Little Juniata River, located in the Southern region of Central Pennsylvania, is a river that's making a comeback with help from the Pennsylvania Fish and Boat Commission and environmental awareness. Throughout the 1960s, raw sewage and pollutants from local mills ran into the Little Juniata from towns above. Cleanup started in the early '70s and today, the Little Juniata is a large river with large deep pools, moderate water, and prolific hatches supporting the thousands of fingerlings stocked by the Pennsylvania Fish and Boat Commission each year. This river is one of the finest in the State of Pennsylvania, running through two counties (Blair and Huntington).
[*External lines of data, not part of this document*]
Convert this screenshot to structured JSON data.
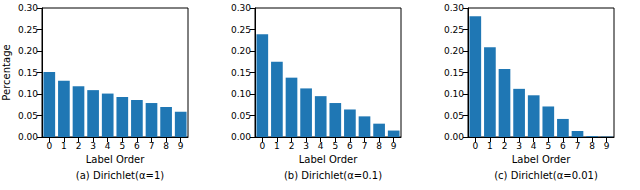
{
  "chart_data": [
    {
      "type": "bar",
      "title": "(a) Dirichlet(α=1)",
      "xlabel": "Label Order",
      "ylabel": "Percentage",
      "categories": [
        "0",
        "1",
        "2",
        "3",
        "4",
        "5",
        "6",
        "7",
        "8",
        "9"
      ],
      "values": [
        0.151,
        0.131,
        0.118,
        0.109,
        0.101,
        0.093,
        0.086,
        0.079,
        0.07,
        0.059
      ],
      "color": "#1f77b4",
      "ylim": [
        0,
        0.3
      ],
      "yticks": [
        {
          "value": 0,
          "label": "0.00"
        },
        {
          "value": 0.05,
          "label": "0.05"
        },
        {
          "value": 0.1,
          "label": "0.10"
        },
        {
          "value": 0.15,
          "label": "0.15"
        },
        {
          "value": 0.2,
          "label": "0.20"
        },
        {
          "value": 0.25,
          "label": "0.25"
        },
        {
          "value": 0.3,
          "label": "0.30"
        }
      ],
      "grid": false
    },
    {
      "type": "bar",
      "title": "(b) Dirichlet(α=0.1)",
      "xlabel": "Label Order",
      "categories": [
        "0",
        "1",
        "2",
        "3",
        "4",
        "5",
        "6",
        "7",
        "8",
        "9"
      ],
      "values": [
        0.239,
        0.175,
        0.138,
        0.113,
        0.095,
        0.079,
        0.064,
        0.048,
        0.031,
        0.015
      ],
      "color": "#1f77b4",
      "ylim": [
        0,
        0.3
      ],
      "yticks": [
        {
          "value": 0,
          "label": "0.00"
        },
        {
          "value": 0.05,
          "label": "0.05"
        },
        {
          "value": 0.1,
          "label": "0.10"
        },
        {
          "value": 0.15,
          "label": "0.15"
        },
        {
          "value": 0.2,
          "label": "0.20"
        },
        {
          "value": 0.25,
          "label": "0.25"
        },
        {
          "value": 0.3,
          "label": "0.30"
        }
      ],
      "grid": false
    },
    {
      "type": "bar",
      "title": "(c) Dirichlet(α=0.01)",
      "xlabel": "Label Order",
      "categories": [
        "0",
        "1",
        "2",
        "3",
        "4",
        "5",
        "6",
        "7",
        "8",
        "9"
      ],
      "values": [
        0.281,
        0.209,
        0.158,
        0.112,
        0.097,
        0.071,
        0.042,
        0.014,
        0.002,
        0.001
      ],
      "color": "#1f77b4",
      "ylim": [
        0,
        0.3
      ],
      "yticks": [
        {
          "value": 0,
          "label": "0.00"
        },
        {
          "value": 0.05,
          "label": "0.05"
        },
        {
          "value": 0.1,
          "label": "0.10"
        },
        {
          "value": 0.15,
          "label": "0.15"
        },
        {
          "value": 0.2,
          "label": "0.20"
        },
        {
          "value": 0.25,
          "label": "0.25"
        },
        {
          "value": 0.3,
          "label": "0.30"
        }
      ],
      "grid": false
    }
  ]
}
Above Tyrone, the Little Juniata is a marginal stream that is supported by only a few water sources. Once the river passes through Tyrone, it runs through limestone cliffs, making it a true limestone river. It continues south and when it reaches the village of Spruce Creek it picks up numerous, different sized, limestone springs that help keep its water temperatures down during the hot summer months. The PFBC has designated 13.5 miles of the river as an All Tackle Catch and Release area. This area is from the railroad bridge at the east (downstream) border of Ironville downstream to the mouth.
In the village of Spruce Creek, you can gain access to the river via paved roads that run along it. For about a mile downstream from the R 45 Bridge at Spruce Creek, both sides of the Little Juniata are posted against trespassing. Just after this area, the Little Juniata flows through Rothrock State Forest (Barree Gorge) and only is accessible by walking trails.
This area of river has many deep pools, riffles and prolific hatches. Casting and wading in this area can be extremely difficult. Be careful, as some of these deep pools run right along the bank.
Below the Gorge to SR 305 near Petersburg, the river can be accessed from paved roads once again. Just below where SR 305 crosses, the Little Juniata merges with the Frankstown Branch to form the Juniata River. This section of river has many deep pools and fast-moving water that can be very dangerous. In addition, you can easily trip on the boulders that lie beneath the water surface. Be sure to bring along a wading stick for additional safety.
Overall, the Little Juniata produces good hatches, and they are getting better each year. Water temperatures can reach the low to mid '70s during summer's peak heating. The majority of the fish are brown trout, and keep in mind that only fingerlings are stocked. The fish take on the similarities of wild trout very quickly, and you'll find many truly wild river-bred fish around, especially from Spruce Creek to the mouth. Visit a local fly shop to gain a better understanding of the hatches you'll find on the Little Juniata River at any particular time.
Since the Little Juniata is making a comeback, isn't it time you came back to fish this river in the Southern region of Central Pennsylvania?